Russia - un solitario gigante economico

Ieri il presidente Obama si e' recato in Russia ed ha fatto l'ormai solito discorso di "un nuovo inizio".
Credo che Barack faccia bene a comunicare una netta rottura con la politica Bush, resta da vedere pero', quanti frutti portera' questo nuovo atteggiamento. Come sottolineavo a proposito dell'Iran le buone intenzioni da sole non sempre funzionano.

Obama si e' anche portato in Russia un codazzo di importanti aziende americane come Boeing e Pepsi. Il messaggio non troppo velato al non-capo di stato Putin e' quello di iniziare a fare piu' affari assieme.

Per coincidenza oggi mi sono imbattuto nell'ultima pubblicazione del World Economic Forum. Si tratta della classifica dei paesi piu' orientati al commercio internazionale.
Ebbene, la Russia puo' vantare il 109esimo posto in questa classifica su 121 paesi considerati.
Nazioni del calibro fi Pakistan, Syria e Mauritania sono tute meglio piazzate dei sudditi del cremlino.
Una dei voti piu' bassi la Russia lo riceve in "accesso ai mercati". E vorrei proprio vedere, in un paese dove si possono sequestrare tutti i beni di un imprenditore per le "amicizie sbagliate" non e' certo facile fare affari in modo pulito. Questo lo ha confermato anche l'IKEA che ha annunciato il blocco di tutti gli investimenti in Russia a causa di gravi prolemi di corruzione.

Temo che il futuro per i Russi sia quello di continuare a vendere petrolio e gas naturale e di trasformarsi sempre di piu' in una petro-dittatura di stile mediorientale.

Ah se siete curiosi l'Italia e' al 45esimo posto della classifica WEF dei pesi "amici" del commercio internazionale. Tunisia e Lituania ci battono di un soffio. Anche per noi l'accesso ai mercati e' un problemuccio, di questo avevo scritto piu' di un anno fa.

giovedì 2 luglio 2009

Ma quale Ripresa?

Chi segue questo blog probabilemnte avra' gia' capito che non sono un gran sostenitore della teoria che siamo verso la fine di questa recessione e che si stanno vedendo i "germogli verdi" delle ripresa economica.

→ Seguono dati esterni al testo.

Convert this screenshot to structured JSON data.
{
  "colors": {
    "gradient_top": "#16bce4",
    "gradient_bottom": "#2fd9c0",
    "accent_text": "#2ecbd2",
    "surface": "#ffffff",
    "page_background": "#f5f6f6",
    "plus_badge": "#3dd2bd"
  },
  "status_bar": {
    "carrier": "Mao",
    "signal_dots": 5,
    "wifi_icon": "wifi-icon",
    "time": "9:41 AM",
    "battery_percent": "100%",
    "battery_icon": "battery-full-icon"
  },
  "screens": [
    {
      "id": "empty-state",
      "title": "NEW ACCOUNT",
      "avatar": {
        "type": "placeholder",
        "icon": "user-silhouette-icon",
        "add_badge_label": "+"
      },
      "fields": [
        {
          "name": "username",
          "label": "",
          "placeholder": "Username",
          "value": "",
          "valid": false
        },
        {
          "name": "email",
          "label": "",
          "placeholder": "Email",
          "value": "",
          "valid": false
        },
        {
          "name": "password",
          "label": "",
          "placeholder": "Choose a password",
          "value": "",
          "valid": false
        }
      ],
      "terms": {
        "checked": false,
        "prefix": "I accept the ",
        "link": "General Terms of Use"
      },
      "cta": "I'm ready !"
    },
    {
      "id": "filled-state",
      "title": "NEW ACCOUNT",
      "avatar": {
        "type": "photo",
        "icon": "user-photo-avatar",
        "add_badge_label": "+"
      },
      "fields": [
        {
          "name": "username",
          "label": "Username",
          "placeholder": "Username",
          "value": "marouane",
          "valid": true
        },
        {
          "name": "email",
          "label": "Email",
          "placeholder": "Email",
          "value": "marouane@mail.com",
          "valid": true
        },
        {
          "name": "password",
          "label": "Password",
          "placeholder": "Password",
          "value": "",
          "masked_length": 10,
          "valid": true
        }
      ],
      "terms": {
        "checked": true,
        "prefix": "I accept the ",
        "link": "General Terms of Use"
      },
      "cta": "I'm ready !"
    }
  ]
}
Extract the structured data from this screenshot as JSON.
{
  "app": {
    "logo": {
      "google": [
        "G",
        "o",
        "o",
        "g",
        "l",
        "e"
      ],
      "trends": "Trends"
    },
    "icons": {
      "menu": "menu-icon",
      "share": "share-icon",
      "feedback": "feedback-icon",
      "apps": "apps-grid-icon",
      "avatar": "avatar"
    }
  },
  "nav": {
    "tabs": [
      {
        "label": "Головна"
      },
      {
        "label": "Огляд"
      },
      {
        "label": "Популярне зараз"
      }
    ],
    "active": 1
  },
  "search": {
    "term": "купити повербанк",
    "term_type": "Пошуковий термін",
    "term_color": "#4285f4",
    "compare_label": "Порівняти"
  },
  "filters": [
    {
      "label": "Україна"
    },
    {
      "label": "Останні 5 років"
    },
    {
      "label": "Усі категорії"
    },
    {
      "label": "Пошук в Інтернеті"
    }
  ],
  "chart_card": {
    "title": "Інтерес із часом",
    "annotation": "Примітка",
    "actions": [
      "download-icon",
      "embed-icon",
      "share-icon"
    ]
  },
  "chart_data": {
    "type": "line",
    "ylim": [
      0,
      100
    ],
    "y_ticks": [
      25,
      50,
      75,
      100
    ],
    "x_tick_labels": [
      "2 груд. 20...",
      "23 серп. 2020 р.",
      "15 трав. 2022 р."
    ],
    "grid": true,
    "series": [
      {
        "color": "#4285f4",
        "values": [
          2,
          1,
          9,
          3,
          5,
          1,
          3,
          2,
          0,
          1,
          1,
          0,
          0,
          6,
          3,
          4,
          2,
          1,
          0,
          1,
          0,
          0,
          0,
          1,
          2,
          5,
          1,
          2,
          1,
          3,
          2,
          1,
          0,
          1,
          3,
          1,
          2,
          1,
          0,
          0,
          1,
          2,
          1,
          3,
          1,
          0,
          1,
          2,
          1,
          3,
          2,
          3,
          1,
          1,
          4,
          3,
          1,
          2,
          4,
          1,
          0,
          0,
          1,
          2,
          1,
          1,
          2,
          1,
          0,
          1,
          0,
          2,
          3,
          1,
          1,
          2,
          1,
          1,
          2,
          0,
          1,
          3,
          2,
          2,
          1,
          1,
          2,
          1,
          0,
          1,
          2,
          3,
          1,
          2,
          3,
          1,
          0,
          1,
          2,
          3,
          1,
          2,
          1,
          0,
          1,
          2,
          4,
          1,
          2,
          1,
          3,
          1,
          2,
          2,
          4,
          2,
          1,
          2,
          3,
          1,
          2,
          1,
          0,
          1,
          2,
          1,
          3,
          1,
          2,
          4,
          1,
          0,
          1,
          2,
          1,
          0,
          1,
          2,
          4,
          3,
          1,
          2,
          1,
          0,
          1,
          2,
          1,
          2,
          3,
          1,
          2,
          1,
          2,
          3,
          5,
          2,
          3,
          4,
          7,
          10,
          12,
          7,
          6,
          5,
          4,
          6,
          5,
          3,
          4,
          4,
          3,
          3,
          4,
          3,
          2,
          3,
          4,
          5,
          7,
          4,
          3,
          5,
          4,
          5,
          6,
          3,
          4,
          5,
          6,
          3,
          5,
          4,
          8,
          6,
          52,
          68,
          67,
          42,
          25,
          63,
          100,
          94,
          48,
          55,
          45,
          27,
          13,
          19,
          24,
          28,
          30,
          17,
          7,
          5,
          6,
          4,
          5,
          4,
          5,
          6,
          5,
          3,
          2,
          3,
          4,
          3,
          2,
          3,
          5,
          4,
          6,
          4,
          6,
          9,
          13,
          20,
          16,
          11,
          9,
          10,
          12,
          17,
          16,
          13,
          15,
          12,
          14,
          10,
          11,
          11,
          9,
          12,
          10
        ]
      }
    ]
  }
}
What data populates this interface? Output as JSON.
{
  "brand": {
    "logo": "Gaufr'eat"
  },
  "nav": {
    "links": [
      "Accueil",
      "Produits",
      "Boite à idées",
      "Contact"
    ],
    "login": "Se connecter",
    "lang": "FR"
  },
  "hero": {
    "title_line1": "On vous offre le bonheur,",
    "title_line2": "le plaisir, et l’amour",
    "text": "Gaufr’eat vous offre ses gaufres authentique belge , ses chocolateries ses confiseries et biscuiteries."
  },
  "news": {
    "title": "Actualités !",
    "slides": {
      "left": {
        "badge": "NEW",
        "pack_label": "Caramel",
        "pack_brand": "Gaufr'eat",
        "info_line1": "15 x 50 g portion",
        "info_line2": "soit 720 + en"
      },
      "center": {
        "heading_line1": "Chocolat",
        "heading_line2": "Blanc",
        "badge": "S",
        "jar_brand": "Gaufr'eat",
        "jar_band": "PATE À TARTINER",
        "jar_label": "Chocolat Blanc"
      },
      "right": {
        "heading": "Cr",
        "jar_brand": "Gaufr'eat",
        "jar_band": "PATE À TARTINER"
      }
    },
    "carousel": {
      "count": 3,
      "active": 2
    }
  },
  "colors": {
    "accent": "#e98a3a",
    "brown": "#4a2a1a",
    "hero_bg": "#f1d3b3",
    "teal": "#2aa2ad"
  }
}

Oggi sono usciti i dati sulla disoccupazione USA che si sta avvicinando paurosamente al 10%.

Riporto qui sotto il grafico apaprso in uno dei miei blog preferiti, Calculated Risk, che mostra la percentuale di posti di lavoro persa in ognuna delle recessioni del dopoguerra.


Continuo a premere sul tasto della disoccupazione perche' in un'economia come quella americana dove il 70% del PIL e' rappresentato dalla spesa dei consumatori, una disoccupazione al 10% ad il declino del valore di investimenti mobiliari ed immobiliari, mi fanno prevedere che la ripressa sara' a lunga e difficile.

Personalmente il grafico qui sopra mi fa abbastanza paura, con una recessione arrivata ormai al diciottesimo mese ed un tasso di occupazione ancora in picchiata, mi viene solamente da dire, allacciamoci le cinture di sicurezza!